If you are pursuing a claim with State Farm, do yourself a favor: Retain an experienced personal injury law firm, like Shapiro Injury Law (Formerly know as Shapiro Law Group), to ensure an end to these types of games and to obtain a fair settlement amount on your injury claim.

Shapiro Injury Law (Formerly know as Shapiro Law Group) has represented injured individuals since 1999. Over the course of the past two decades, I have seen first-hand how different insurance carriers handle injury cases. Some insurance carriers do a very good job of protecting the interests of their insureds. Others couldn’t care less, so I’m not usually surprised when I see a tenuous position asserted by an insurance carrier’s representative.

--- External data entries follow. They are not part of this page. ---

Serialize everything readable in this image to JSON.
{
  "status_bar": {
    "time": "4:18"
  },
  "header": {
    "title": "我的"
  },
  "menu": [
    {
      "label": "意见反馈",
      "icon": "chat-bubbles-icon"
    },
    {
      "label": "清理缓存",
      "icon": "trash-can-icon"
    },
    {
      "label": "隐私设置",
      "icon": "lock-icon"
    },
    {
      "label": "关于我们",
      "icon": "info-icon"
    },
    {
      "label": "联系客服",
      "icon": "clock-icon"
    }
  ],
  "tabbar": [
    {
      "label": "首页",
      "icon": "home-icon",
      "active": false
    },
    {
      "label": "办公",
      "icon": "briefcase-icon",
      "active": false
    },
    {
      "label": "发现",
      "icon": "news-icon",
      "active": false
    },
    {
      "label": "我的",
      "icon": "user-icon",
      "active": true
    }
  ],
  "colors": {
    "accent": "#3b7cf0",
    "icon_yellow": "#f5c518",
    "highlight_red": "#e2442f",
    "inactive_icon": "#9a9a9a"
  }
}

Every now and then, you see a shift in the way that a specific insurance carrier is handling injury claims. In the past year, I have witnessed State Farm make a seismic shift in its claims-handling procedures, and it impacts first-party claims (i.e., claims being asserted by an insured against his/her own insurance policy, such as uninsured and underinsured motorist claims) and third-party claims (i.e., claims pursued by an injured person against an at-fault driver’s insurance policy). In addition to my own experiences, I have spoken with a number of my peers and confirmed that State Farm has made across-the-board changes in the way that it is evaluating injury claims.

An insurance carrier is contractually obligated to perform a proper investigation into a claim, properly evaluate the claim, and extend a reasonable settlement offer (when appropriate). This applies equally to first- and third-party claims. Returning to State Farm’s claims-handling procedures, the focus of this post is on State Farm’s unreasonable evaluations of injury claims and the subsequent extensions of unreasonable settlement offers.

The law in Arizona is quite clear when it comes to determining the value of an injury claim. An at-fault driver is responsible for compensating an injured party based upon three major areas (setting aside property damage claims for purposes of this conversation):
  • the cost of reasonable medical care;
  • any loss in earnings; and
  • pain and suffering (monetary compensation based upon the types of injuries sustained, how long those injuries impacted an individual’s life, and how an individual’s life was impacted by his/her injuries).
Items #1 and #2 are “black and white” damages. There will be something that is documented pertaining to the cost of the care (itemized bills) and lost income (pay stubs, tax forms, etc.). Item #3 is very subjective in nature and depends heavily upon the individual.

State Farm, like all insurance companies, has contractual duties to properly evaluate injury claims and extend reasonable offers to resolve such claims. In the past year, State Farm has breached this duty to its insureds by changing its evaluation process in a way that ignores the current state of the law in Arizona.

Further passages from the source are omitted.